Any help would be appreciated. Thanks.


The situation you describe, of an object on an inclined plane subject to air resistance as it moves, is usually not fully described in introductory physics because the math is so messy. The basic idea is simple enough. If the object is motionless at the beginning, the force of static friction between the object and the plane must be sufficient to prevent gravity from initiating motion by itself. If I then come along and give the object a shove down the plane, applying a certain force over a certain distance, the energy I impart is the product of that force times that distance. Once I quit pushing, the forces on the object are gravity aiding the motion, the force of sliding friction opposing the motion and air resistance opposing the motion. The object will stop when the dissipative forces, those of sliding friction and air resistance, have "used up" the initial energy imparted to the object and the energy resulting from the change in altitude of the object.

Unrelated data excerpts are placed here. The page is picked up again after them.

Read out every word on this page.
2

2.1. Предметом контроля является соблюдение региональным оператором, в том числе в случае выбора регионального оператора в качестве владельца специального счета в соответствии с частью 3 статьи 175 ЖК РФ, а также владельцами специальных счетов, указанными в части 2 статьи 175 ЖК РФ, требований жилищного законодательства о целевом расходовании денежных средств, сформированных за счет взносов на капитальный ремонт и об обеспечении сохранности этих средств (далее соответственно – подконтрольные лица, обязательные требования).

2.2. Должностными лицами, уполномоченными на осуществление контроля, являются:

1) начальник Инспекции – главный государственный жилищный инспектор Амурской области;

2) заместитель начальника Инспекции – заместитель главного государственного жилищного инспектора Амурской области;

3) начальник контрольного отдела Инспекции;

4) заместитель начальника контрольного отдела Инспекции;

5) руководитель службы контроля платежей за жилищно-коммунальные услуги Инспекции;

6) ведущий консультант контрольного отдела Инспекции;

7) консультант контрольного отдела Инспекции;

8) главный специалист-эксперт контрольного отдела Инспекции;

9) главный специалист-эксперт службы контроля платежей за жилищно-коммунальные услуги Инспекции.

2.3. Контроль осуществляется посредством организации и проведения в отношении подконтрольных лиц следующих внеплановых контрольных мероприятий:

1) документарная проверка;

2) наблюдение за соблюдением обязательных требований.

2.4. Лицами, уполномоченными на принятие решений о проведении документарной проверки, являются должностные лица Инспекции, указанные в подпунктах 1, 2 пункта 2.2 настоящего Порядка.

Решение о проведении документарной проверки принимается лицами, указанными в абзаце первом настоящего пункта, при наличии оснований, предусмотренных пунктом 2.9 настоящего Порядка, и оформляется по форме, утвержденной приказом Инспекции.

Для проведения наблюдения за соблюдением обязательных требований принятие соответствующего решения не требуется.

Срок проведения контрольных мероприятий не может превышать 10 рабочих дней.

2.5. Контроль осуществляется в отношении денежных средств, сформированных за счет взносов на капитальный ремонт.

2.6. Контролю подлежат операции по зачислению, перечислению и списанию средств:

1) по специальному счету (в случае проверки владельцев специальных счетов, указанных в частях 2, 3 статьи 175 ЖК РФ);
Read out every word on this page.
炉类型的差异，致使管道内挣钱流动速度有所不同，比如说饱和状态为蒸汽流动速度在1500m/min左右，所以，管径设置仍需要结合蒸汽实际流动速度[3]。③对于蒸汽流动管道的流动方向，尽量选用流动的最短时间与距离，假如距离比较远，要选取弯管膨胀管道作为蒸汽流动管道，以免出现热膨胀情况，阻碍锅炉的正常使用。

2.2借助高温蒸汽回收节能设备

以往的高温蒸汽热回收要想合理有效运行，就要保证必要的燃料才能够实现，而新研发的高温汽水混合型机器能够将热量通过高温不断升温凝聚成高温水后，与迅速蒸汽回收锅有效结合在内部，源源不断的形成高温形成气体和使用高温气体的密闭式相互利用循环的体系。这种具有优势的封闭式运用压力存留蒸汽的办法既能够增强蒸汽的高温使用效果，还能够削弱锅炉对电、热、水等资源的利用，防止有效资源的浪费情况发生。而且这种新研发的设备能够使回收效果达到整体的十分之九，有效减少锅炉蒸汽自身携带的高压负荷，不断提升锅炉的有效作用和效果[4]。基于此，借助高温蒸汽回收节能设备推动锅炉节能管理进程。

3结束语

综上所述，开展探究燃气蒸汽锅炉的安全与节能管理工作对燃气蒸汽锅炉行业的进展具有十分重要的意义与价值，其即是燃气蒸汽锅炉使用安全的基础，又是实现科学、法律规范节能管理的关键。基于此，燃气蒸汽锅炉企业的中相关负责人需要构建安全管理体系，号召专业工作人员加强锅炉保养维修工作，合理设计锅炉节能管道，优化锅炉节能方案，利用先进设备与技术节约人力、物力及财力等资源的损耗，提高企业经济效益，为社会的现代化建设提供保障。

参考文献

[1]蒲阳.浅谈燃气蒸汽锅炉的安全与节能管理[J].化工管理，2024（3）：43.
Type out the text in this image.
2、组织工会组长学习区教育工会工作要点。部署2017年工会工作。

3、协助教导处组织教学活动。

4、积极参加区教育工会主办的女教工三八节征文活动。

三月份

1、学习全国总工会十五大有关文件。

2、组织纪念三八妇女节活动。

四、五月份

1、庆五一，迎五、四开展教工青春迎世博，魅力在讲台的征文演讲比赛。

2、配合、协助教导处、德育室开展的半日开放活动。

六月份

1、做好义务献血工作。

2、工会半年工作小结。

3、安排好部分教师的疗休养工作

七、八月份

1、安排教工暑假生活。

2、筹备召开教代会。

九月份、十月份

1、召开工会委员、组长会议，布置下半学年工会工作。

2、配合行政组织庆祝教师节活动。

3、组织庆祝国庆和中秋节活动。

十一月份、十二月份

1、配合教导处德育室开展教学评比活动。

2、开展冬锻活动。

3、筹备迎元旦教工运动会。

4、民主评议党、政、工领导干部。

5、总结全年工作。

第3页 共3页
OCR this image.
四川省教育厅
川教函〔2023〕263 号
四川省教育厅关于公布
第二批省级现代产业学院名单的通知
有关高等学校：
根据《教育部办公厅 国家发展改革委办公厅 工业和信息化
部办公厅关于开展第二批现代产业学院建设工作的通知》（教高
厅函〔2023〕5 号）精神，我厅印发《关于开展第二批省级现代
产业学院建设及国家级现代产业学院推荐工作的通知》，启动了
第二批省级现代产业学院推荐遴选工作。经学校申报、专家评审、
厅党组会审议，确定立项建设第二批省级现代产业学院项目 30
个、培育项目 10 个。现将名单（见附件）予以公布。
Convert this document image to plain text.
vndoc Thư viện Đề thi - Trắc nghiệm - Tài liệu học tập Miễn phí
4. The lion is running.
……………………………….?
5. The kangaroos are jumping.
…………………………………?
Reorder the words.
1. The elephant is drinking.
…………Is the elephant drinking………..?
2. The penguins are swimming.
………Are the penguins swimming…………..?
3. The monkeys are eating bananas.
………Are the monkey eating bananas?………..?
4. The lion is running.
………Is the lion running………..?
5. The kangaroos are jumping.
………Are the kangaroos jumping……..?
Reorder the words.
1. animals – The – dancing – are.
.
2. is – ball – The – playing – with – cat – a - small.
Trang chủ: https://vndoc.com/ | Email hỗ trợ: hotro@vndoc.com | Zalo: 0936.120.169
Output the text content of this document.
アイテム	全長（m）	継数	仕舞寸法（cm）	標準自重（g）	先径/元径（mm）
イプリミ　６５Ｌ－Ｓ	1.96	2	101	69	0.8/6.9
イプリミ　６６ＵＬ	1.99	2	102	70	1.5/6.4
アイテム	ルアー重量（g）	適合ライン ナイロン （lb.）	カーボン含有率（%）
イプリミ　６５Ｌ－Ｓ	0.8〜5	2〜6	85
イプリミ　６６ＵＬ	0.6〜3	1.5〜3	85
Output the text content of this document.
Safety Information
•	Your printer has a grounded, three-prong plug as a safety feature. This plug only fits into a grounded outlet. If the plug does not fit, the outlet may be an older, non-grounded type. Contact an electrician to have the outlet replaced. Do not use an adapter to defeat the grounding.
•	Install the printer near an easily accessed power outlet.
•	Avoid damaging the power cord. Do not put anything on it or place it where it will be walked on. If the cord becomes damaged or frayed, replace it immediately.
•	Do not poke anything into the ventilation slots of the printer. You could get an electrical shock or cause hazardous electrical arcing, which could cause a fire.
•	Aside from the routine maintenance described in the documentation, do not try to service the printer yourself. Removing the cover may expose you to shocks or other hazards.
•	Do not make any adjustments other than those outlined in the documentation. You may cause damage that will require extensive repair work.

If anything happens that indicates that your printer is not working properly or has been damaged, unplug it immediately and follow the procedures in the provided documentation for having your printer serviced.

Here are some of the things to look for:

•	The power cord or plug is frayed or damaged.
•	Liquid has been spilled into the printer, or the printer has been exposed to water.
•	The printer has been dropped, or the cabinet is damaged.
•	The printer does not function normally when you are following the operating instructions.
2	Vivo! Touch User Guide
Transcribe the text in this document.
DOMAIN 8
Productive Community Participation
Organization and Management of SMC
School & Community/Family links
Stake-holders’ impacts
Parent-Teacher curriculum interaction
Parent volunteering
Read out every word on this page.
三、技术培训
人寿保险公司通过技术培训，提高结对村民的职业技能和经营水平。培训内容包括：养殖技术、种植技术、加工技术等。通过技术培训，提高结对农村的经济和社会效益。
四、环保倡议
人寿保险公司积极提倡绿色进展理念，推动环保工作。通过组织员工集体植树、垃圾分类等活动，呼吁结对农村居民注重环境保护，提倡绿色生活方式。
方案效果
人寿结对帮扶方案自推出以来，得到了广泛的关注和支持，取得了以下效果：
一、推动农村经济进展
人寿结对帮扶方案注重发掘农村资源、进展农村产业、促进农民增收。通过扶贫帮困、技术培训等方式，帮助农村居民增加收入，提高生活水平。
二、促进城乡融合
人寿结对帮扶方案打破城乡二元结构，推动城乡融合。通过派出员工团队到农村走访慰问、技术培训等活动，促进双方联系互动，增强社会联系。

The force due to gravity is the mass of the object times the gravitational acceleration, 9.8 meters per second per second at the Earth's surface, times the sine of the plane's angle of incline.

The force due to sliding friction is the mass of the object times the gravitational acceleration times the cosine of the plane's angle of incline times the coefficient of kinetic friction.

The coefficient of kinetic friction depends on the nature of the two surfaces sliding over each other and must be determined experimentally or approximated by some reasonable guess. In the real world this coefficient is so sensitive to conditions that you may not get the same value on Thursday that you got on Sunday if you try to measure it.

The force due to air resistance may be approximated by a formula called Stokes law which says that air resistance force is proportional to density of the air times the cross sectional area of the object times the square of the velocity of the object.

The force of gravity aiding the motion is precise and constant. The force of sliding friction may be imprecise but at least it is constant. The force of air resistance is the source of the mathematical difficulties in the formula. It lacks precision but worse then that it depends on velocity which changes constantly throughout the experiment.

To calculate the distance the object covers before it comes to rest requires that we break the path up into small enough slices that the change in velocity over that distance may be neglected. Calculate the net force on the object using the velocity applicable at that instant and find the energy lost during that little slice of the path by multiplying the net force times the length of that path segment. When the sum of all such energy losses equals the energy available, the object will stop.

Due to the position dependence of the object's velocity, the formula you are looking for becomes a non-linear first order differential equation. The solution to such equations requires the application of lots of calculus and more than a little luck. If what you want is the answer, I recommend you use our DynaLab program . It will produce a graph of the motion for you. If what you want is to understand how to solve the problem. I have explained the physics for you. The math is outside the scope of a simple email. For that you will need to find a good differential equations text and work through it.

Please let me know how this explanation suits you. If I have missed the mark I will try again.